L'étymologie du mot est ici bien révélatrice.

Le mathématicien semble faire appel à la bonne volonté de l'auditeur.

Ainsi Euclide, pour démontrer sa vingt-neuvième proposition, demande qu'on veuille bien lui accorder que par un point pris hors d'une droite dans un plan on ne peut mener qu'une parallèle à cette droite.

Le postulat est comme un théorème, dont on déduira d'importantes conséquences, mais c'est un théorème qui n'est pas lui-même démontré ! D'Alembert voyait dans les postulats un « scandale » et Blanche écrit que dans la chaîne des propositions euclidiennes «le postulat des parallèles survenait comme un maillon étranger au système, comme un expédient destiné à combler une lacune dans l'enchaînement logique». Longtemps on a vu dans les postulats de simples faits d'expérience.

Pour les empiristes la géométrie n'est qu'une description de l'espace réel tel qu'il est donné à l'intuition sensible.

Les postulats d'Euclide ne seraient que des constatations, des procès-verbaux d'expérience qui ne visent qu'à caractériser l'espace tel qu'il est : à trois dimensions, homogène, isotrope '.

Par exemple Euclide postule implicitement qu'on peut déplacer une figure sans la déformer.

N'est-ce pas là une constatation expérimentale ? Les idéalistes répondaient que points, droites, circonférences ne sont pourtant pas des choses concrètes; ce sont des essences idéales.

Nous savons aujourd'hui par exemple qu'il n'existe pas de solide rigoureusement indéformable dans la nature.

La valeur de la géométrie euclidienne ne saurait donc être d'ordre empirique.

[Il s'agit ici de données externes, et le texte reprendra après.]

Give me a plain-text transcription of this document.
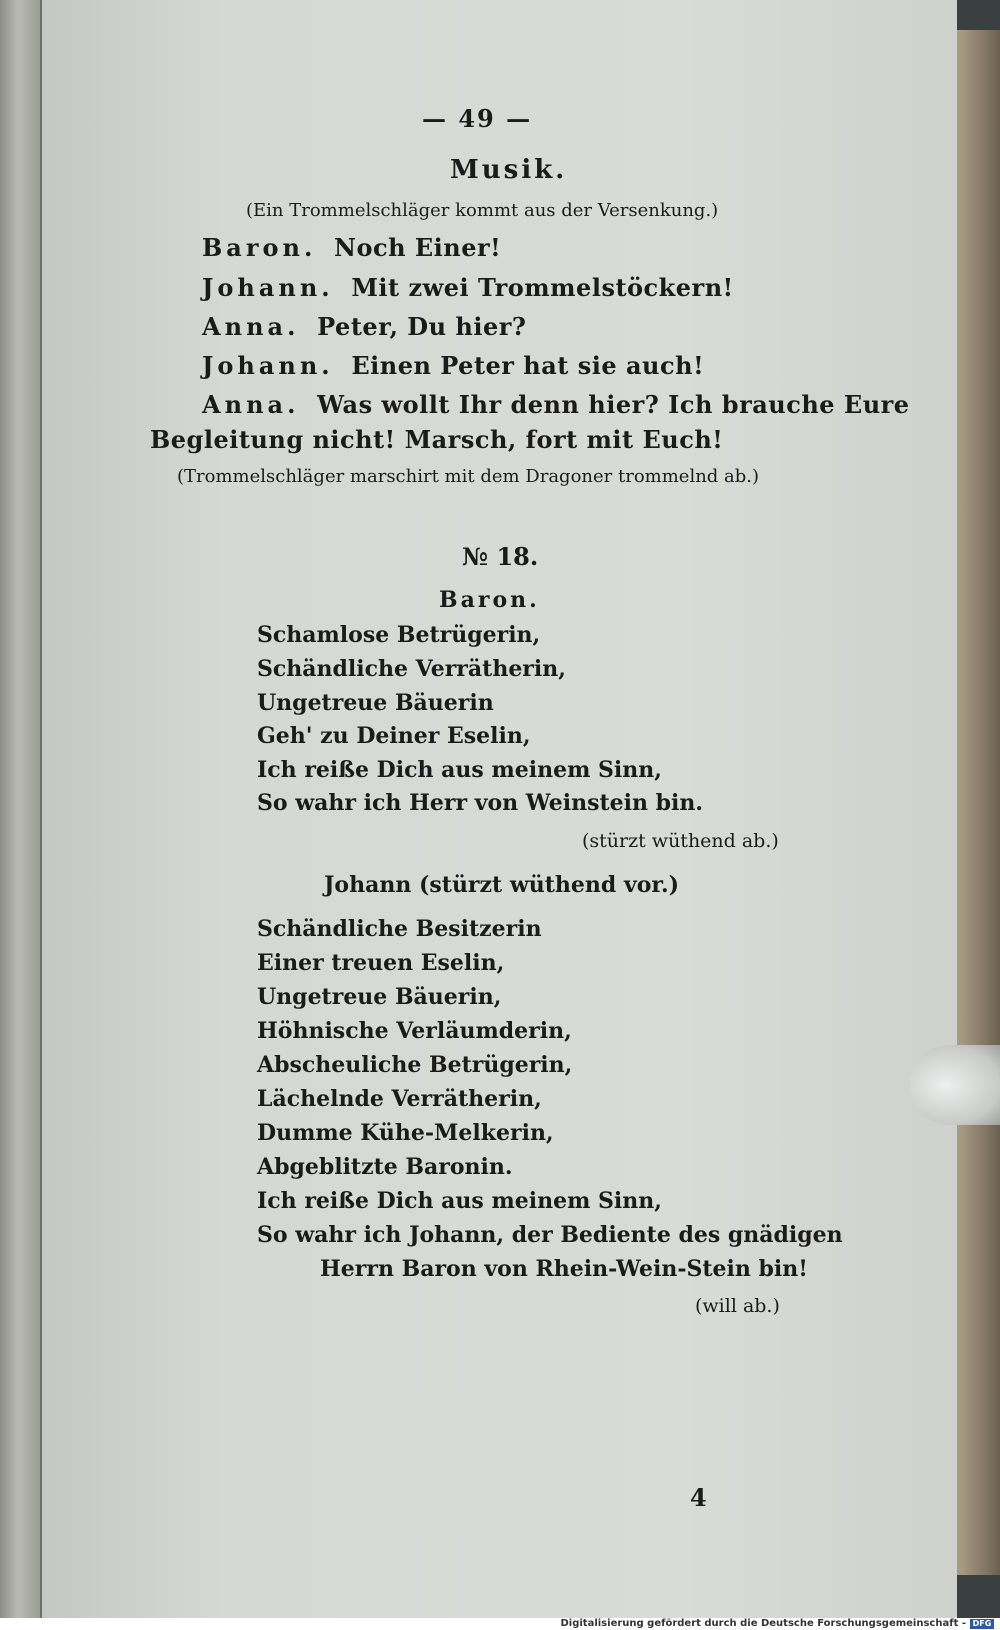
— 49 —
Musik.
(Ein Trommelschläger kommt aus der Versenkung.)
Baron. Noch Einer!
Johann. Mit zwei Trommelstöckern!
Anna. Peter, Du hier?
Johann. Einen Peter hat sie auch!
Anna. Was wollt Ihr denn hier? Ich brauche Eure
Begleitung nicht! Marsch, fort mit Euch!
(Trommelschläger marschirt mit dem Dragoner trommelnd ab.)
№ 18.
Baron.
Schamlose Betrügerin,
Schändliche Verrätherin,
Ungetreue Bäuerin
Geh' zu Deiner Eselin,
Ich reiße Dich aus meinem Sinn,
So wahr ich Herr von Weinstein bin.
(stürzt wüthend ab.)
Johann (stürzt wüthend vor.)
Schändliche Besitzerin
Einer treuen Eselin,
Ungetreue Bäuerin,
Höhnische Verläumderin,
Abscheuliche Betrügerin,
Lächelnde Verrätherin,
Dumme Kühe-Melkerin,
Abgeblitzte Baronin.
Ich reiße Dich aus meinem Sinn,
So wahr ich Johann, der Bediente des gnädigen
Herrn Baron von Rhein-Wein-Stein bin!
(will ab.)
4
Digitalisierung gefördert durch die Deutsche Forschungsgemeinschaft - DFG
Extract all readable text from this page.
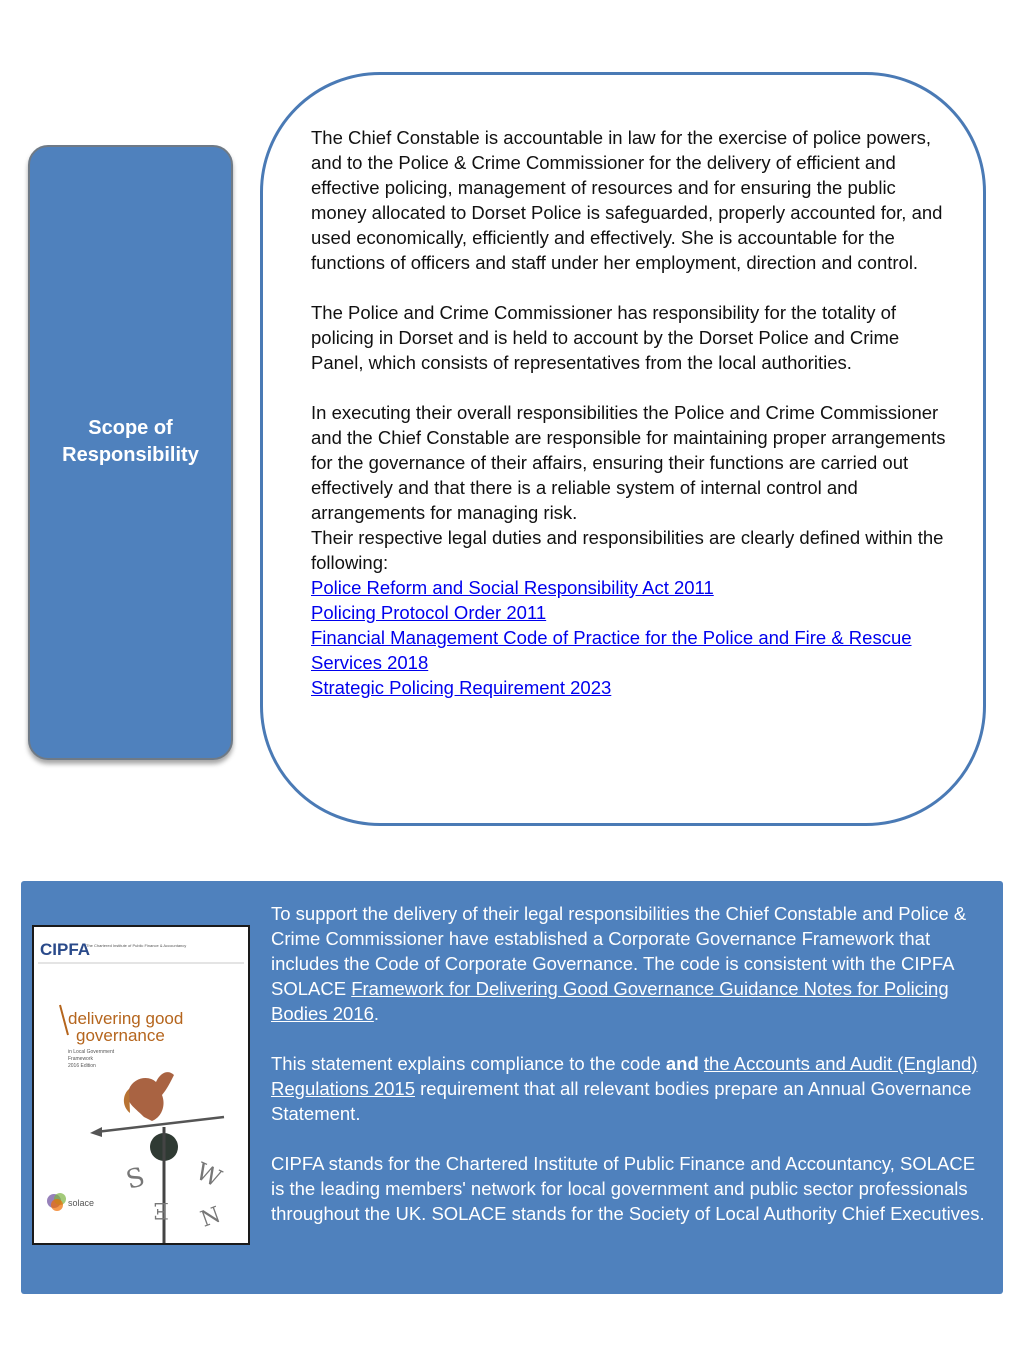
Scope of Responsibility

The Chief Constable is accountable in law for the exercise of police powers, and to the Police & Crime Commissioner for the delivery of efficient and effective policing, management of resources and for ensuring the public money allocated to Dorset Police is safeguarded, properly accounted for, and used economically, efficiently and effectively. She is accountable for the functions of officers and staff under her employment, direction and control.

The Police and Crime Commissioner has responsibility for the totality of policing in Dorset and is held to account by the Dorset Police and Crime Panel, which consists of representatives from the local authorities.

In executing their overall responsibilities the Police and Crime Commissioner and the Chief Constable are responsible for maintaining proper arrangements for the governance of their affairs, ensuring their functions are carried out effectively and that there is a reliable system of internal control and arrangements for managing risk.

Their respective legal duties and responsibilities are clearly defined within the following:

Police Reform and Social Responsibility Act 2011

Policing Protocol Order 2011

Financial Management Code of Practice for the Police and Fire & Rescue Services 2018

Strategic Policing Requirement 2023

CIPFA
The Chartered Institute of Public Finance & Accountancy
delivering good
governance
in Local Government
Framework
2016 Edition
S W
E N
solace

To support the delivery of their legal responsibilities the Chief Constable and Police & Crime Commissioner have established a Corporate Governance Framework that includes the Code of Corporate Governance. The code is consistent with the CIPFA SOLACE Framework for Delivering Good Governance Guidance Notes for Policing Bodies 2016.

This statement explains compliance to the code and the Accounts and Audit (England) Regulations 2015 requirement that all relevant bodies prepare an Annual Governance Statement.

CIPFA stands for the Chartered Institute of Public Finance and Accountancy, SOLACE is the leading members' network for local government and public sector professionals throughout the UK. SOLACE stands for the Society of Local Authority Chief Executives.
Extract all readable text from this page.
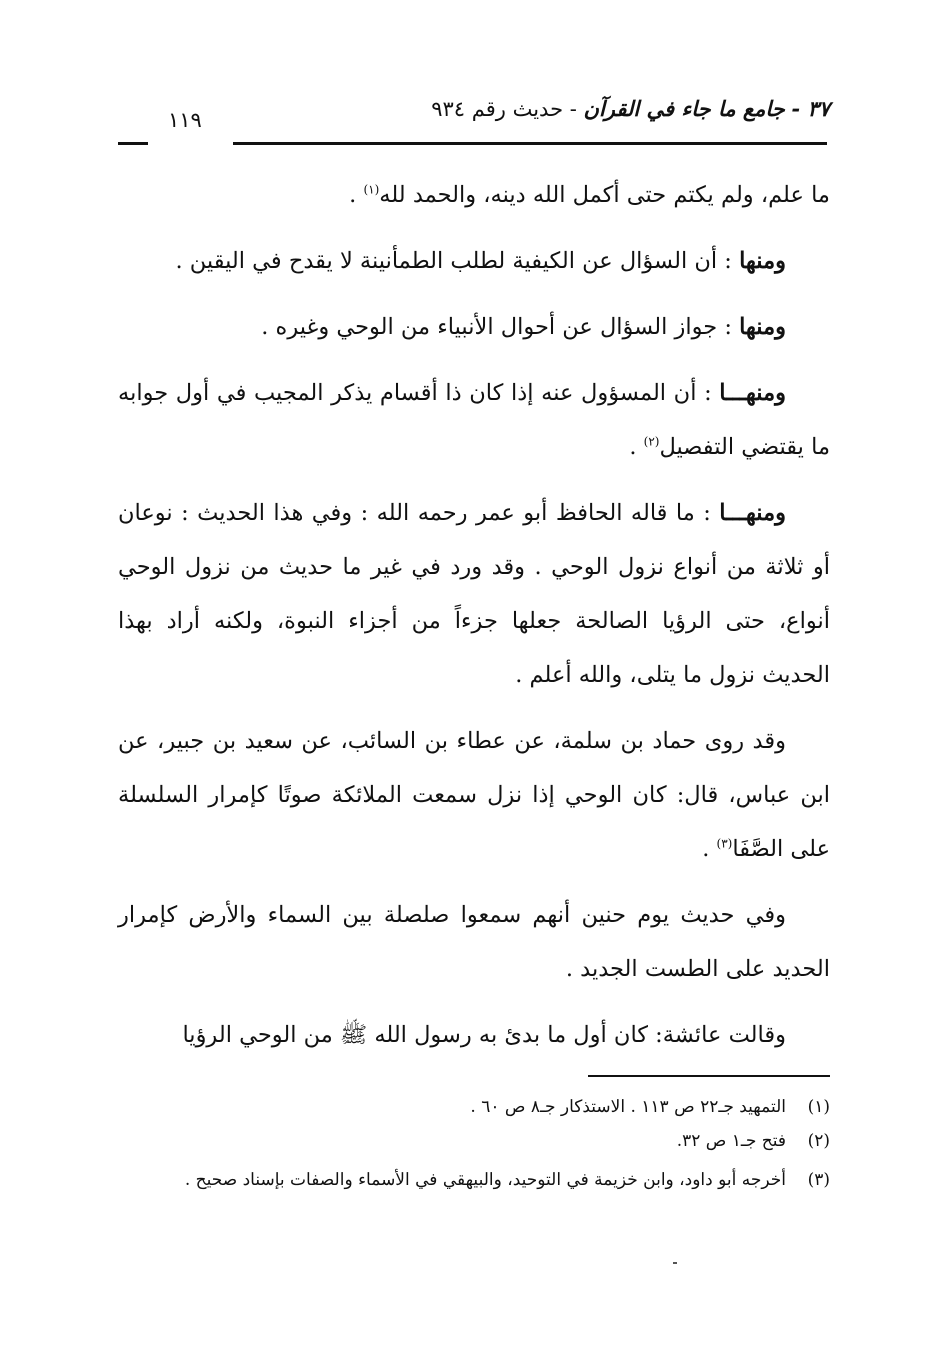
٣٧ - جامع ما جاء في القرآن - حديث رقم ٩٣٤
١١٩

ما علم، ولم يكتم حتى أكمل الله دينه، والحمد لله$^{(١)}$ .

ومنها : أن السؤال عن الكيفية لطلب الطمأنينة لا يقدح في اليقين .

ومنها : جواز السؤال عن أحوال الأنبياء من الوحي وغيره .

ومنهـــا : أن المسؤول عنه إذا كان ذا أقسام يذكر المجيب في أول جوابه ما يقتضي التفصيل$^{(٢)}$ .

ومنهـــا : ما قاله الحافظ أبو عمر رحمه الله : وفي هذا الحديث : نوعان أو ثلاثة من أنواع نزول الوحي . وقد ورد في غير ما حديث من نزول الوحي أنواع، حتى الرؤيا الصالحة جعلها جزءاً من أجزاء النبوة، ولكنه أراد بهذا الحديث نزول ما يتلى، والله أعلم .

وقد روى حماد بن سلمة، عن عطاء بن السائب، عن سعيد بن جبير، عن ابن عباس، قال: كان الوحي إذا نزل سمعت الملائكة صوتًا كإمرار السلسلة على الصَّفَا$^{(٣)}$ .

وفي حديث يوم حنين أنهم سمعوا صلصلة بين السماء والأرض كإمرار الحديد على الطست الجديد .

وقالت عائشة: كان أول ما بدئ به رسول الله ﷺ من الوحي الرؤيا

(١)
التمهيد جـ٢٢ ص ١١٣ . الاستذكار جـ٨ ص ٦٠ .

(٢)
فتح جـ١ ص ٣٢.

(٣)
أخرجه أبو داود، وابن خزيمة في التوحيد، والبيهقي في الأسماء والصفات بإسناد صحيح .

Pour Kant la structure de l'espace — bien qu'elle soit donnée à l'intuition sensible — constitue un cadre inné de notre perception, antérieur à l'expérience des choses étendues, condition a priori de toute expérience possible, une «forme a priori de la sensibilité».

L'espace euclidien ferait partie de la structure même de notre esprit.

Et nous ne pourrions pas imaginer un espace différent.

Ainsi l'espace euclidien (et les postulats qui expriment ses propriétés) retrouverait un caractère de nécessité, d'évidence intuitive. Mais ces conceptions ont été bouleversées par l'invention de géométries non euclidiennes. Les savants alexandrins, arabes, européens essayèrent à maintes reprises et sans succès de démontrer le fameux « postulat » des parallèles.

Au XVIIIe siècle le Pr Saccheri tenta de démontrer par l'absurde l'illustre proposition euclidienne.

S'il était possible de déduire cette proposition des autres postulats et des définitions d'Euclide, on ne manquerait pas, en effet, en partant d'une proposition en contradiction avec le postulat des parallèles d'aboutir à quelque théorème qui serait en contradiction avec les autres principes de départ de la géométrie euclidienne.

Le postulat des parallèles se trouverait ainsi démontré par l'absurde.

Au XIXe siècle, deux savants, un Russe, Lobatchevski, et un Hongrois, Bolyai, poussèrent leurs recherches dans cette direction.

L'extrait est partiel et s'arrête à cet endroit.